My prediction rivaled that of Nostradamus. The four movements: Games at the Circus Maximus, The Jubilee, The October Festival, and The Epiphany was the perfect final test of the evening as to how well balanced, and proportional the sounds from the lowest note to the top of their respective compass the musical celebration of that famed metropolis reverberated in the truly acoustically sound structure.
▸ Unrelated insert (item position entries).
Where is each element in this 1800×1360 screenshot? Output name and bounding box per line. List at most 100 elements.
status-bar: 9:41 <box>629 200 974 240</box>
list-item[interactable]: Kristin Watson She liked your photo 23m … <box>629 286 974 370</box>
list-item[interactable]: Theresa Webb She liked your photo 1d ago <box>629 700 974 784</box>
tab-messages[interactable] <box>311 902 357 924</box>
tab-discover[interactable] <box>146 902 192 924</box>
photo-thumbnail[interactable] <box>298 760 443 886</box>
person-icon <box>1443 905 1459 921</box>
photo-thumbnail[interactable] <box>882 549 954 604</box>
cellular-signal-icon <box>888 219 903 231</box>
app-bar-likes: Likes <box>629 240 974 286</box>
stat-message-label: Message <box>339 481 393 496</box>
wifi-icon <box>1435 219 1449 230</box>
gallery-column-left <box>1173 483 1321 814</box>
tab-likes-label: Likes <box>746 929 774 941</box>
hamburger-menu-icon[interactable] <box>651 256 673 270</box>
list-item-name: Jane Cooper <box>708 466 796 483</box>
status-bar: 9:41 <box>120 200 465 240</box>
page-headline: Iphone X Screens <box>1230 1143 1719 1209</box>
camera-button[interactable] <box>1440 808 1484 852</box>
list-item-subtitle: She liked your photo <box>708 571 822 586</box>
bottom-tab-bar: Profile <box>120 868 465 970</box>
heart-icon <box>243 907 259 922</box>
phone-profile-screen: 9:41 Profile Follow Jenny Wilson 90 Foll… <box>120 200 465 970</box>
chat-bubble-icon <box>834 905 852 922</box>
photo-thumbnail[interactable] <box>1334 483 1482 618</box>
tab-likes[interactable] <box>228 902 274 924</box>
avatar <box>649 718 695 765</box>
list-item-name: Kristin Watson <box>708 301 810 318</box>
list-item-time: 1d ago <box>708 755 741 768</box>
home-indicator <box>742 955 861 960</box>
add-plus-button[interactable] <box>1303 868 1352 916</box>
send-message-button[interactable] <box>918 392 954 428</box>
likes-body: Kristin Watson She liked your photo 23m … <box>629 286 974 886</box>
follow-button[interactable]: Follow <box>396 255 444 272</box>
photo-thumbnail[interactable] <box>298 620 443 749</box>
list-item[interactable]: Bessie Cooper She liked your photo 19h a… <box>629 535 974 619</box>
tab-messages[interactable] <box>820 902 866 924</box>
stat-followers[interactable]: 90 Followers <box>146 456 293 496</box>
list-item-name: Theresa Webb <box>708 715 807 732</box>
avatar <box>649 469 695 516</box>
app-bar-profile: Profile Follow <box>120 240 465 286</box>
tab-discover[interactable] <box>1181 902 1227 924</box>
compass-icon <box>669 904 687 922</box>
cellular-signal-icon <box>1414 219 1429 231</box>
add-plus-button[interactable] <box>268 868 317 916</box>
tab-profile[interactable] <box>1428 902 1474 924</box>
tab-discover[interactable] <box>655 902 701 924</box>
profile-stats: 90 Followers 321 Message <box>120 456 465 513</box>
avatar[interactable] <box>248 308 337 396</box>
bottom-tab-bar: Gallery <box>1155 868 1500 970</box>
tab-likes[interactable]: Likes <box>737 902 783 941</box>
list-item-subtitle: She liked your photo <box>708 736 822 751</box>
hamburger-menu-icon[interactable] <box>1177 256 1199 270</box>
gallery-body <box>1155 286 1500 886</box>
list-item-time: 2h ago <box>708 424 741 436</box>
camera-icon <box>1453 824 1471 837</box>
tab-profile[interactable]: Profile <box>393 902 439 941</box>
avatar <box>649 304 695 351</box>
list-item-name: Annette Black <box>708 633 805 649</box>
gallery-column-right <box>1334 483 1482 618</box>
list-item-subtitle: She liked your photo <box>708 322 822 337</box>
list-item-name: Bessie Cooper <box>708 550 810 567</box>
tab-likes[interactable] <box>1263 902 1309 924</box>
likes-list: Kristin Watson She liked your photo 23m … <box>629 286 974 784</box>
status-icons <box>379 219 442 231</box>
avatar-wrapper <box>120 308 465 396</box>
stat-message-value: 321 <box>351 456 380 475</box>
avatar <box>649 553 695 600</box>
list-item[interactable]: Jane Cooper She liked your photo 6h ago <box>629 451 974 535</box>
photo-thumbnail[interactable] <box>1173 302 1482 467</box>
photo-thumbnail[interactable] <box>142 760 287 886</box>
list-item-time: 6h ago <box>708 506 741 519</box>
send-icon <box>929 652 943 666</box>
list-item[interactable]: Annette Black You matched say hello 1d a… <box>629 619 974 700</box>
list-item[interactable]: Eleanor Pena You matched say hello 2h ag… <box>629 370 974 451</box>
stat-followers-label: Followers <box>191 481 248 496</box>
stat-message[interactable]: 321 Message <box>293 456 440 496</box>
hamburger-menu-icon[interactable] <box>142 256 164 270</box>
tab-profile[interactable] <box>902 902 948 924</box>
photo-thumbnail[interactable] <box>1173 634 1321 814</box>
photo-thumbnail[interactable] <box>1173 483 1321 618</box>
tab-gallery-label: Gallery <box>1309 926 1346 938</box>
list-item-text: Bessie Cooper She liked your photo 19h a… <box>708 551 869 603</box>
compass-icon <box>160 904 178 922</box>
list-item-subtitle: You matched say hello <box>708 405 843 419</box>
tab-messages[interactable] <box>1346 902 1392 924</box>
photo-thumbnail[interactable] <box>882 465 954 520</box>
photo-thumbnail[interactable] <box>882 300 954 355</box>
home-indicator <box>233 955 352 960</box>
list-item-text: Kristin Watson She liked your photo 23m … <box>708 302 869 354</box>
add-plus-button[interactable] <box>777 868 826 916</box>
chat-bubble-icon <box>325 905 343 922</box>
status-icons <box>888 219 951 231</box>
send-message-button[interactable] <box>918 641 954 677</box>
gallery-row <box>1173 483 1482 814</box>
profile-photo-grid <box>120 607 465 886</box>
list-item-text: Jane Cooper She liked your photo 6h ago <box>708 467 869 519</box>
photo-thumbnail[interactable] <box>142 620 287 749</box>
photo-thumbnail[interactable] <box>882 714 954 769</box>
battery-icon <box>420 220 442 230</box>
I’ve heard and witnessed my share of some of the greatest conductors of the past 60 years or so, from Bernstein, von Karajan, Solti, Davis, Barenboim, and the crippled in more ways than one, Levine. It is my opinion, joining with the most discerning musical judges worldwide, that Gianandrea Noseda deserves such a ranking. Hé’s meticulous as he is of boundless energy and this home orchestra, the oldest of our nation, played for him with unmistakable respect and ardor. All of which was reflected by the audience’s unbridled affection. My concert companion and I were most fortunate to attend, hear, observe, and rejoice in the now acoustically renown David Geffen Hall!